Follow-up calls should reuse the previous response messages, so the next request preserves the model’s context, including any tool calls and internal thought process. Some providers also include reasoning metadata that must be passed along to keep model behavior consistent across a conversation.

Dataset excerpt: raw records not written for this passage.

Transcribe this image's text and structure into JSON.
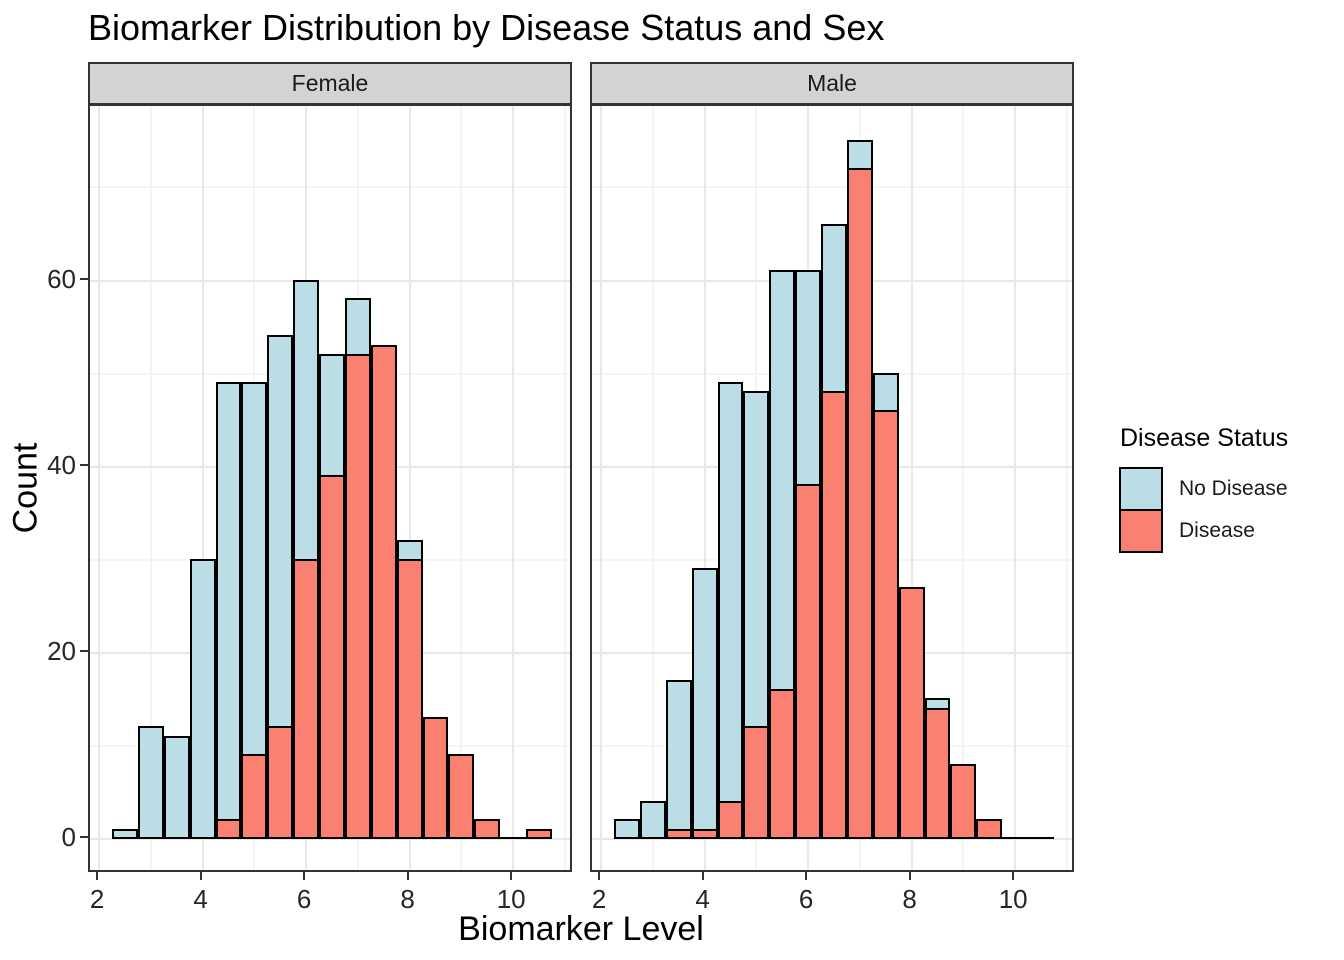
{
  "title": "Biomarker Distribution by Disease Status and Sex",
  "axes": {
    "x": {
      "label": "Biomarker Level",
      "tick_labels": [
        "2",
        "4",
        "6",
        "8",
        "10"
      ],
      "tick_values": [
        2,
        4,
        6,
        8,
        10
      ],
      "minor_ticks": [
        3,
        5,
        7,
        9,
        11
      ],
      "domain": [
        1.825,
        11.175
      ]
    },
    "y": {
      "label": "Count",
      "tick_labels": [
        "0",
        "20",
        "40",
        "60"
      ],
      "tick_values": [
        0,
        20,
        40,
        60
      ],
      "minor_ticks": [
        10,
        30,
        50,
        70
      ],
      "domain": [
        -3.75,
        78.75
      ]
    }
  },
  "legend": {
    "title": "Disease Status",
    "items": [
      {
        "label": "No Disease",
        "color": "#BADDE6"
      },
      {
        "label": "Disease",
        "color": "#FA8072"
      }
    ]
  },
  "theme": {
    "strip_bg": "#D3D3D3",
    "panel_border": "#333333",
    "grid_major": "#E8E8E8",
    "grid_minor": "#F4F4F4",
    "bar_outline": "#000000",
    "tick_color": "#333333",
    "baseline_color": "#000000"
  },
  "chart_data": {
    "type": "bar",
    "subtype": "faceted-histogram-overlaid",
    "title": "Biomarker Distribution by Disease Status and Sex",
    "xlabel": "Biomarker Level",
    "ylabel": "Count",
    "xlim": [
      1.825,
      11.175
    ],
    "ylim": [
      -3.75,
      78.75
    ],
    "grid": true,
    "legend_position": "right",
    "binwidth": 0.5,
    "bar_range": [
      2.25,
      10.75
    ],
    "bin_centers": [
      2.5,
      3,
      3.5,
      4,
      4.5,
      5,
      5.5,
      6,
      6.5,
      7,
      7.5,
      8,
      8.5,
      9,
      9.5,
      10,
      10.5
    ],
    "facets": [
      {
        "name": "Female",
        "series": [
          {
            "name": "No Disease",
            "color": "#BADDE6",
            "values": [
              1,
              12,
              11,
              30,
              49,
              49,
              54,
              60,
              52,
              58,
              null,
              32,
              null,
              null,
              null,
              0,
              null
            ]
          },
          {
            "name": "Disease",
            "color": "#FA8072",
            "values": [
              0,
              0,
              0,
              0,
              2,
              9,
              12,
              30,
              39,
              52,
              53,
              30,
              13,
              9,
              2,
              0,
              1
            ]
          }
        ]
      },
      {
        "name": "Male",
        "series": [
          {
            "name": "No Disease",
            "color": "#BADDE6",
            "values": [
              2,
              4,
              17,
              29,
              49,
              48,
              61,
              61,
              66,
              75,
              50,
              null,
              15,
              null,
              null,
              0,
              0
            ]
          },
          {
            "name": "Disease",
            "color": "#FA8072",
            "values": [
              0,
              0,
              1,
              1,
              4,
              12,
              16,
              38,
              48,
              72,
              46,
              27,
              14,
              8,
              2,
              0,
              0
            ]
          }
        ]
      }
    ]
  }
}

Hebo Gateway handles this automatically, as long as you include the full returned messages object in your next request.
import { createOpenAICompatible } from "@ai-sdk/openai-compatible";
import { generateText } from "ai";

const hebo = createOpenAICompatible({
  name: "hebo",
  apiKey: process.env.HEBO_API_KEY,
  baseURL: "https://gateway.hebo.ai/v1",
});

const messages = [
  { role: "user", content: "Why did the monkey bring a ladder to the bar?" } as const,
];

const first = await generateText({
  model: hebo("openai/gpt-oss-20b"),
  messages,
  providerOptions: {
    hebo: {
      reasoningEffort: "medium",
    },
  },
});

console.log(first.text + "\n");

messages.push(...first.response.messages);
messages.push({
  role: "user",
  content: "Why did the monkey bring a ladder to the bar?",
} as const);

const second = await generateText({
  model: hebo("openai/gpt-oss-20b"),
  messages,
  providerOptions: {
    hebo: {
      reasoningEffort: "medium",
    },
  },
});

console.log(second.text);
Internally, this automatically preserves reasoning details and thought signatures across follow-up calls.

Advanced Parameters

For more configurability, the normalized reasoning object supports the following parameters:
"reasoning": {
  "enabled": true,      // turn reasoning on/off
  "effort": "medium",   // none | minimal | low | medium | high | xhigh
  "maxTokens": 2048,   // max tokens for reasoning (advanced)
  "exclude": false      // exclude reasoning from response payload
}
Keep in mind, when you tweak the individual parameters that some models might not support your specific settings.